Some 900 cars burned during Trump’s Paris visit

During President Donald Trump's visit to France for the national Bastille Day celebrations in Paris, immigrant suburbs erupted once again and almost a thousand cars were torched.

Published: July 19, 2017, 6:05 am

    Such scenes have become a regular feature of Arab and African neighbourhoods in Paris each year for Bastille Day celebrations. Clashes ensued in the French capital’s migrant-dominated suburbs once again with 13 security force members wounded and 897 cars burned.

    In the migrant-dominated Sevran in Seine-Saint-Denis, a policeman opened fire in the early hours of Saturday morning after he was lynched “by some 30 individuals who decided to attack him with maximal violence”, ACTU17 reported.

    The officer tried to scare away his attackers, some of whom were wielding iron bars. The policeman was rescued just in time by reinforcements and taken to hospital, with his face bloodied, and suffering multiple bruises, while one of the assailants was hit in the abdomen.

    Saint-Denis is not only France’s most immigrant-dense area, but also has one of the highest unemployment rates for youths, double the national average.

    In 2013, staff at Saint Denis’s employment agency went on strike, complaining that each of the 20 counsellors had a case-load of over 500 applicants to deal with. “Twenty percent of them do not speak French,” one reportedly said. “There is, sadly, not a lot we can do for them.”

    According to the French interior ministry, the total of 945, which included cars that were either “totally destroyed” or “more lightly affected”, amounted to a 17 per cent rise compared to last year.

    This year, the number of cars burned were up from Bastille Day celebrations in 2016, when 855 vehicles were torched. On New Year’s Eve, 2017, an arson rampage resulted in 945 parked cars being set on fire. The numbers sparked a row over whether the government was being truthful about the figures as the ministry had chosen to release a much lower figure of 650 cars torched, Le Monde, the national daily newspaper, said. The daily said that the government was only reporting on the cars that were “directly” torched, ignoring those that caught fire nearby from leaping flames.

    The French Interior Ministry said 368 people were detained and placed in custody for public violence on the nights of 13 and 14 July. “It is thanks to the large mobilisation of our security forces that there has been a significant reduction of the number of violent incidents, especially those involving fighting on the streets, committed on the fringes of the July 14 festivities,” Pierre-Henry Brandet, the spokesman for the Ministry of the Interior said.

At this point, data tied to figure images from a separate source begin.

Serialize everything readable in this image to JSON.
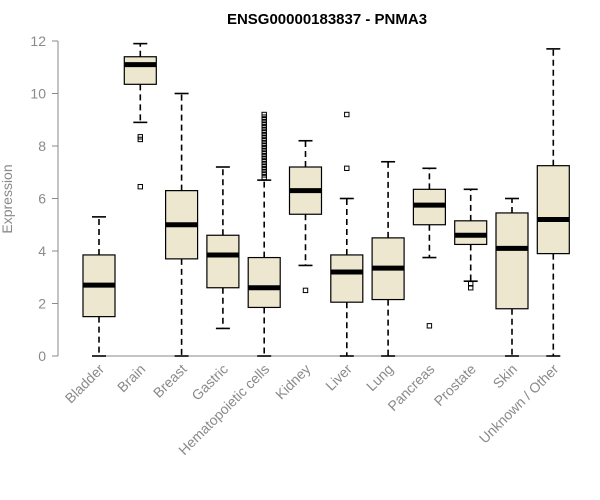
{
  "chart_data": {
    "type": "boxplot",
    "title": "ENSG00000183837 - PNMA3",
    "xlabel": "",
    "ylabel": "Expression",
    "ylim": [
      0,
      12
    ],
    "yticks": [
      0,
      2,
      4,
      6,
      8,
      10,
      12
    ],
    "grid": false,
    "categories": [
      "Bladder",
      "Brain",
      "Breast",
      "Gastric",
      "Hematopoietic cells",
      "Kidney",
      "Liver",
      "Lung",
      "Pancreas",
      "Prostate",
      "Skin",
      "Unknown / Other"
    ],
    "boxes": [
      {
        "category": "Bladder",
        "min": 0,
        "q1": 1.5,
        "median": 2.7,
        "q3": 3.85,
        "max": 5.3,
        "outliers": []
      },
      {
        "category": "Brain",
        "min": 8.9,
        "q1": 10.35,
        "median": 11.1,
        "q3": 11.4,
        "max": 11.9,
        "outliers": [
          8.25,
          8.35,
          6.45
        ]
      },
      {
        "category": "Breast",
        "min": 0,
        "q1": 3.7,
        "median": 5.0,
        "q3": 6.3,
        "max": 10.0,
        "outliers": []
      },
      {
        "category": "Gastric",
        "min": 1.05,
        "q1": 2.6,
        "median": 3.85,
        "q3": 4.6,
        "max": 7.2,
        "outliers": []
      },
      {
        "category": "Hematopoietic cells",
        "min": 0,
        "q1": 1.85,
        "median": 2.6,
        "q3": 3.75,
        "max": 6.7,
        "outliers": [
          6.8,
          6.9,
          7.0,
          7.1,
          7.2,
          7.3,
          7.4,
          7.5,
          7.6,
          7.7,
          7.8,
          7.9,
          8.0,
          8.1,
          8.2,
          8.3,
          8.4,
          8.5,
          8.6,
          8.7,
          8.8,
          8.9,
          9.0,
          9.1,
          9.2
        ]
      },
      {
        "category": "Kidney",
        "min": 3.45,
        "q1": 5.4,
        "median": 6.3,
        "q3": 7.2,
        "max": 8.2,
        "outliers": [
          2.5
        ]
      },
      {
        "category": "Liver",
        "min": 0,
        "q1": 2.05,
        "median": 3.2,
        "q3": 3.85,
        "max": 6.0,
        "outliers": [
          7.15,
          9.2
        ]
      },
      {
        "category": "Lung",
        "min": 0,
        "q1": 2.15,
        "median": 3.35,
        "q3": 4.5,
        "max": 7.4,
        "outliers": []
      },
      {
        "category": "Pancreas",
        "min": 3.75,
        "q1": 5.0,
        "median": 5.75,
        "q3": 6.35,
        "max": 7.15,
        "outliers": [
          1.15
        ]
      },
      {
        "category": "Prostate",
        "min": 2.85,
        "q1": 4.25,
        "median": 4.6,
        "q3": 5.15,
        "max": 6.35,
        "outliers": [
          2.6,
          2.75
        ]
      },
      {
        "category": "Skin",
        "min": 0,
        "q1": 1.8,
        "median": 4.1,
        "q3": 5.45,
        "max": 6.0,
        "outliers": []
      },
      {
        "category": "Unknown / Other",
        "min": 0,
        "q1": 3.9,
        "median": 5.2,
        "q3": 7.25,
        "max": 11.7,
        "outliers": []
      }
    ]
  }
}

    “Our security forces have been the target of intolerable attacks in the course of several instances of urban violence,” he said, confirming that 13 police officers and soldiers were wounded during the intervention.

    “The perpetrators will have to face up to their actions in court, as will the people who carried out torchings of vehicles — incidents of which there were clearly too many,” Brandet added.

    The sinister annual “tradition” started in Strasbourg, eastern France in the 1990s, in the the city’s high-immigrant districts. It quickly caught on in cities across the country, and is seen as a litmus test of general social unrest in immigrant-dense areas.